Anthropic CEO Defends AI Training as Fair Use: "Law Will Support Our Position"
Anthropic CEO Dario Amodei strongly defends his company's use of copyrighted materials in AI training, asserting it qualifies as fair use under current law.
Speaking to Ezra Klein of The New York Times, Amodei explained that their AI models don't simply reproduce content but transform it in a way similar to human learning. "I think everyone agrees the models shouldn't be verbatim outputting copyrighted content," he stated, emphasizing that the training process is "sufficiently transformative" to qualify as fair use.

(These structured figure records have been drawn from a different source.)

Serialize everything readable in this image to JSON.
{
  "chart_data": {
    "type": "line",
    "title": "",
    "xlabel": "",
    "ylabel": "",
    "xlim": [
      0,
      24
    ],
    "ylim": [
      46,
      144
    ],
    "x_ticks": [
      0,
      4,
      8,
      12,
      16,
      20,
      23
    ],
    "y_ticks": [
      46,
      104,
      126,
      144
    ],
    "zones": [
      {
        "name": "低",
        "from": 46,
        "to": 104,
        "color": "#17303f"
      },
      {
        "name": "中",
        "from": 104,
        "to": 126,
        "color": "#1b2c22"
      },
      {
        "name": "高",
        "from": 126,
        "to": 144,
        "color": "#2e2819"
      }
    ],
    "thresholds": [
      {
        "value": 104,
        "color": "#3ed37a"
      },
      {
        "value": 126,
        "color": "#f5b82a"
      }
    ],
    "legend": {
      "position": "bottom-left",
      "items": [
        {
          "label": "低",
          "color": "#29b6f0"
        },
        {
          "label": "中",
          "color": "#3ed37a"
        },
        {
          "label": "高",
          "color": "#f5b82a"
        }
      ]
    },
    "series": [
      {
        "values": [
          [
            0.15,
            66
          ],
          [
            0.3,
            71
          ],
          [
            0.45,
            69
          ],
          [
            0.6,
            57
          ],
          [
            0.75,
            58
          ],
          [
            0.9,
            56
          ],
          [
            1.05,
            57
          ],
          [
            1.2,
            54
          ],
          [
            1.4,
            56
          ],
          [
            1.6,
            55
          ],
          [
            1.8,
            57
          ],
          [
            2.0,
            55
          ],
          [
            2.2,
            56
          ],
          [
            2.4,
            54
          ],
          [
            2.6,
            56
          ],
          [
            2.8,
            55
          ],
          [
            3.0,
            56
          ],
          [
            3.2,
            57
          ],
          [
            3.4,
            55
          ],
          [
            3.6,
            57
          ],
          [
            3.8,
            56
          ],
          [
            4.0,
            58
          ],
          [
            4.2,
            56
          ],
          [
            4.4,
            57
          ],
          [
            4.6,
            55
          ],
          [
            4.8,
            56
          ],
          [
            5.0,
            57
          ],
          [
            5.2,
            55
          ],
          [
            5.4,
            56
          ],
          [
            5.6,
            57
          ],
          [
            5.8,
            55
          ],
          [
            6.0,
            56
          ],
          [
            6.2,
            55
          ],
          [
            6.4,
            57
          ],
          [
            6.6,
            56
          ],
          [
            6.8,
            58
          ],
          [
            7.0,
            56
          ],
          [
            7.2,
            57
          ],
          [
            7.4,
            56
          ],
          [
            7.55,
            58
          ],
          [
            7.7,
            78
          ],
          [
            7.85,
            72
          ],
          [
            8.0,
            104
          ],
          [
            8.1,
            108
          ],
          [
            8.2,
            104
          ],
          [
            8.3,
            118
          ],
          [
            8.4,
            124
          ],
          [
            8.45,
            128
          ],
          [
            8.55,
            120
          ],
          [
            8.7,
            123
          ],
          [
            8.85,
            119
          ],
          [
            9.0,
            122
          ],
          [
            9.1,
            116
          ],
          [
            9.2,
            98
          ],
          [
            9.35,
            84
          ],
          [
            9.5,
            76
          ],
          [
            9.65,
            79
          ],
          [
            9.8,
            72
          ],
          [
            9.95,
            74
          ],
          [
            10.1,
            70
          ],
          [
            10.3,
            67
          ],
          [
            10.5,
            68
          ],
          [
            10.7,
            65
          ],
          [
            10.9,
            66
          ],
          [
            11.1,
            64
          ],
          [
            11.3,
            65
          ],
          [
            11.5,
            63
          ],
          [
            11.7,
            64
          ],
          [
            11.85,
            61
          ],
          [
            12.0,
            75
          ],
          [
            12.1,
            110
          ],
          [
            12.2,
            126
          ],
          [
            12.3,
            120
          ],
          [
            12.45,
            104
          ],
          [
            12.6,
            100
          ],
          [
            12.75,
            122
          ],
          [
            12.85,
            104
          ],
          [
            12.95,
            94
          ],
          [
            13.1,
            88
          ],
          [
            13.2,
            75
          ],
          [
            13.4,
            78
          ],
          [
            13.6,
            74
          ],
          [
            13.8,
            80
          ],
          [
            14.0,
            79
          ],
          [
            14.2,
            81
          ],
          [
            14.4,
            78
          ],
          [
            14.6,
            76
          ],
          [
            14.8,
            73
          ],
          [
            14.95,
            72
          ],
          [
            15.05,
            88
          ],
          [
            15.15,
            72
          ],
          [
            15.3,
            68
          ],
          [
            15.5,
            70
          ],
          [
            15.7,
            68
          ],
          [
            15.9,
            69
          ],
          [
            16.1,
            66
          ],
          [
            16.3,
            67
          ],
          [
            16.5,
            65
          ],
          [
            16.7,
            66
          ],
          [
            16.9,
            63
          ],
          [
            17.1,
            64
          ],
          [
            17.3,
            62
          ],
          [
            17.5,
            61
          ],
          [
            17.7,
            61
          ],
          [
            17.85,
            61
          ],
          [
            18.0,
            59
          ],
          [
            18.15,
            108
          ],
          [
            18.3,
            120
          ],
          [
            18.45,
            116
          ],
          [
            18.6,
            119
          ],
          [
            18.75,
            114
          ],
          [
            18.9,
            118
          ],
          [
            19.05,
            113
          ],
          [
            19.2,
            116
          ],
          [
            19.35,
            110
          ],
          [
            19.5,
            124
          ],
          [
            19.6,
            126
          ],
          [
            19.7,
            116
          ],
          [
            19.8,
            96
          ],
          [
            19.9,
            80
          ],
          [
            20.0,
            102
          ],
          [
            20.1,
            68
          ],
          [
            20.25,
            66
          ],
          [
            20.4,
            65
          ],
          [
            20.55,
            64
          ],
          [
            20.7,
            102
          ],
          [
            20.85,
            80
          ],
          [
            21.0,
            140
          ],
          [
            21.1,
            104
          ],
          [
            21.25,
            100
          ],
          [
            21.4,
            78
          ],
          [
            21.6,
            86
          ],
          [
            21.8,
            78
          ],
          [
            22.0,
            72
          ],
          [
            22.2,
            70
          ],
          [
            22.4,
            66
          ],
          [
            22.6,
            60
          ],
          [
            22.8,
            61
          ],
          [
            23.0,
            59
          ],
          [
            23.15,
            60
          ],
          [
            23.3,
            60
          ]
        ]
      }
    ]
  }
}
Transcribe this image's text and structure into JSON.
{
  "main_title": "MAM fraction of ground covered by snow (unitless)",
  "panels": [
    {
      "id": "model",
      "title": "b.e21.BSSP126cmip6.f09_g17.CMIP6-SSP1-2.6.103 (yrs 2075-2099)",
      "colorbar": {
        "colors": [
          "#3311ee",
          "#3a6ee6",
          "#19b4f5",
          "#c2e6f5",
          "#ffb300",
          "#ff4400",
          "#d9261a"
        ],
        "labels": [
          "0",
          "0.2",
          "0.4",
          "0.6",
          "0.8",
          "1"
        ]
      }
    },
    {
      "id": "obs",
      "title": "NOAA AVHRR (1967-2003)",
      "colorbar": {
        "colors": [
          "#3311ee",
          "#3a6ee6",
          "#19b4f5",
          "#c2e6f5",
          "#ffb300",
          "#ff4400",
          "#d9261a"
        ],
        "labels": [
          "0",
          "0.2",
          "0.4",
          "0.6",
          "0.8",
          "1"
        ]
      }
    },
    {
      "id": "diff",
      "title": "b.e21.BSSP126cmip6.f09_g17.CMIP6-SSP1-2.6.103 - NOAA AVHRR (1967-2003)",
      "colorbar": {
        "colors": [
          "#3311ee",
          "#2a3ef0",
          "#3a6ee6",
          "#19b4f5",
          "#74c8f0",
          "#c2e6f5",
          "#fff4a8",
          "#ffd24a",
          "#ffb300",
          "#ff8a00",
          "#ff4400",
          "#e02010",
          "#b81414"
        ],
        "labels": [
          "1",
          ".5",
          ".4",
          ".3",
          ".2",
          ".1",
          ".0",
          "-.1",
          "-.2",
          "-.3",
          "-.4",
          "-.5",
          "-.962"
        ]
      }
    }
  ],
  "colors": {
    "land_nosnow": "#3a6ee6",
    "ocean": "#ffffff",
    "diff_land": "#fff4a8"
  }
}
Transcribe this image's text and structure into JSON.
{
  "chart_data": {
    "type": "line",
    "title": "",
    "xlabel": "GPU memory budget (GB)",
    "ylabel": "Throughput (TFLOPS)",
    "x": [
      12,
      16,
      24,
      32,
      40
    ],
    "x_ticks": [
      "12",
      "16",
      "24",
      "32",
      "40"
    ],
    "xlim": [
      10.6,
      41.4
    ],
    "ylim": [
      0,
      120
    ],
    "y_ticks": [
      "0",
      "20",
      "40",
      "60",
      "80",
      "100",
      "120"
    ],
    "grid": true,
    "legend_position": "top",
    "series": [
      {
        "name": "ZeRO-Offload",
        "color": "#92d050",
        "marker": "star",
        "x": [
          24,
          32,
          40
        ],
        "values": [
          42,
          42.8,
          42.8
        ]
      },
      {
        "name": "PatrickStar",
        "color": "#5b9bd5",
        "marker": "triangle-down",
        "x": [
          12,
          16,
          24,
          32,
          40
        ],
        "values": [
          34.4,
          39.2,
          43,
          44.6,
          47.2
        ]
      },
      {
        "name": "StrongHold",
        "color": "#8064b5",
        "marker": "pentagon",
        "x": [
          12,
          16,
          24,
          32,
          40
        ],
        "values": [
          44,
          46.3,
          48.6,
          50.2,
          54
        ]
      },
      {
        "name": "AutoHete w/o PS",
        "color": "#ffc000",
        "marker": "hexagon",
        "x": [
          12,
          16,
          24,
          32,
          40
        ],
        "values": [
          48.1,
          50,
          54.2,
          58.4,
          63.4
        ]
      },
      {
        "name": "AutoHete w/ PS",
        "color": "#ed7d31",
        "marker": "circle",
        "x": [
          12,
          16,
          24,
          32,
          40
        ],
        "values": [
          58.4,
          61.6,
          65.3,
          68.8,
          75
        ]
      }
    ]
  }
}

Dario Amodei speaking with microphone
This stance comes amid ongoing legal challenges. In 2023, major music publishers Concord, Universal, and ABKCO filed a lawsuit against Anthropic in Tennessee, alleging copyright infringement related to song lyrics used in training their AI chatbot, Claude.
Anthropic's legal defense rests on several key arguments:
- The use of lyrics is transformative and adds new purpose to the original works
- Song lyrics comprise a "miniscule fraction" of their training data
- The scale of licensing required would be practically impossible
- The publishers themselves prompted Claude to produce the infringing content

Anthropic logo on black background
The company maintains that their training methods are fundamentally different from simple reproduction, arguing that the transformation of content through AI training constitutes fair use under current law. This legal battle represents a crucial test case for AI companies' use of copyrighted materials in training large language models.